DeSantis selfishly guts Florida arts and culture funds
John Delaney, a former Republican mayor of Jacksonville who later became president of the University of North Florida and Flagler College, has what’s become a kind of ready-made line when he needs to defend much-maligned liberal arts programs in higher education — the types of things Tallahassee legislators like to target with budget cuts.
“We want to be Athens, not Sparta,” he’d say. “We need artists, actors, teachers, poets, writers.”
Some of the larger line items Gov. Ron DeSantis vetoed last week out of the $116 billion budget were about $32 million for arts, culture and museum grants and related projects, a stunning blow to hundreds of organizations across the sprawling state: children’s choruses, opera houses, symphonies, theatres, zoological societies, cultural councils. This was a cruel, crude and first-of-itskind across-the-board gutting the governor didn’t even try to justify. We can only guess at DeSantis’ strange hostility toward arts and culture funding, but it’s difficult to avoid concluding from this blackout that DeSantis must view Florida’s cultural institutions as a threat to the peculiar political culture he is trying to cultivate instead — a reactionary and spartan one.

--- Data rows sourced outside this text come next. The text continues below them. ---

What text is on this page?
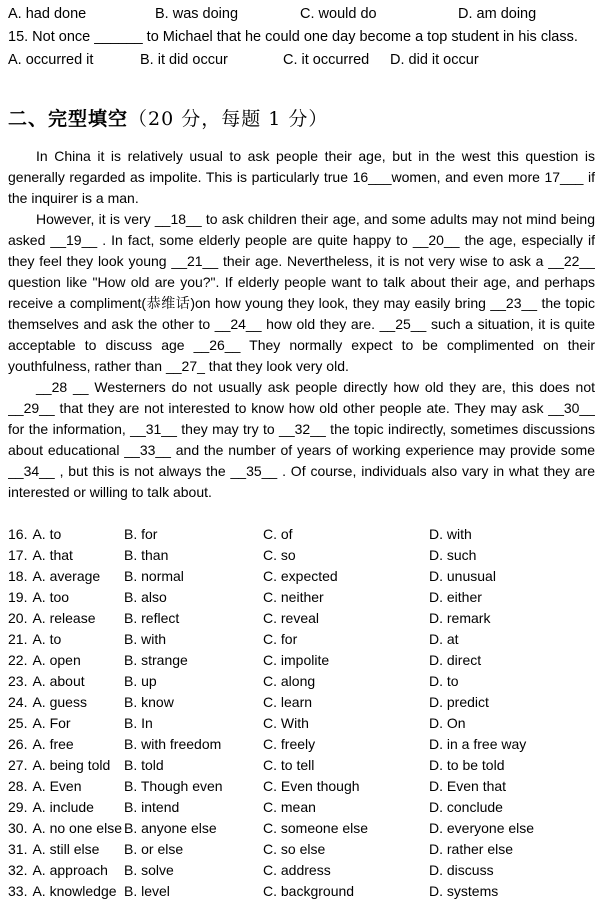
A. had done	B. was doing	C. would do	D. am doing
15. Not once ______ to Michael that he could one day become a top student in his class.
A. occurred it	B. it did occur	C. it occurred	D. did it occur
二、完型填空（20 分，每题 1 分）

In China it is relatively usual to ask people their age, but in the west this question is generally regarded as impolite. This is particularly true 16___women, and even more 17___ if the inquirer is a man.

However, it is very __18__ to ask children their age, and some adults may not mind being asked __19__ . In fact, some elderly people are quite happy to __20__ the age, especially if they feel they look young __21__ their age. Nevertheless, it is not very wise to ask a __22__ question like "How old are you?". If elderly people want to talk about their age, and perhaps receive a compliment(恭维话)on how young they look, they may easily bring __23__ the topic themselves and ask the other to __24__ how old they are. __25__ such a situation, it is quite acceptable to discuss age __26__ They normally expect to be complimented on their youthfulness, rather than __27_ that they look very old.

__28 __ Westerners do not usually ask people directly how old they are, this does not __29__ that they are not interested to know how old other people ate. They may ask __30__ for the information, __31__ they may try to __32__ the topic indirectly, sometimes discussions about educational __33__ and the number of years of working experience may provide some __34__ , but this is not always the __35__ . Of course, individuals also vary in what they are interested or willing to talk about.

16. A. to	B. for	C. of	D. with
17. A. that	B. than	C. so	D. such
18. A. average B. normal	C. expected	D. unusual
19. A. too	B. also	C. neither	D. either
20. A. release B. reflect	C. reveal	D. remark
21. A. to	B. with	C. for	D. at
22. A. open	B. strange	C. impolite	D. direct
23. A. about	B. up	C. along	D. to
24. A. guess	B. know	C. learn	D. predict
25. A. For	B. In	C. With	D. On
26. A. free	B. with freedom	C. freely	D. in a free way
27. A. being told B. told	C. to tell	D. to be told
28. A. Even	B. Though even	C. Even though	D. Even that
29. A. include B. intend	C. mean	D. conclude
30. A. no one else B. anyone else	C. someone else	D. everyone else
31. A. still else B. or else	C. so else	D. rather else
32. A. approach B. solve	C. address	D. discuss
33. A. knowledge B. level	C. background	D. systems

The governor bragged about his nearly $1 billion in vetoes, which he said helped keep the budget for the next fiscal year below this year’s spending. That eye-rolling technicality — cheap, talking-point gimmickry — came with an enormous cost in a state chock-full of needs. It’s also bad fiscal management and self-sabotage: arts and culture spending has a meaningful return on investment. “The state has an overall nine-to-one return on investment from these grants that generate hundreds of millions in tax revenue and fuel our local economy,” Carlos Guillermo Smith, who just won a Central Florida state Senate seat, told USA Today Network reporter John Kennedy.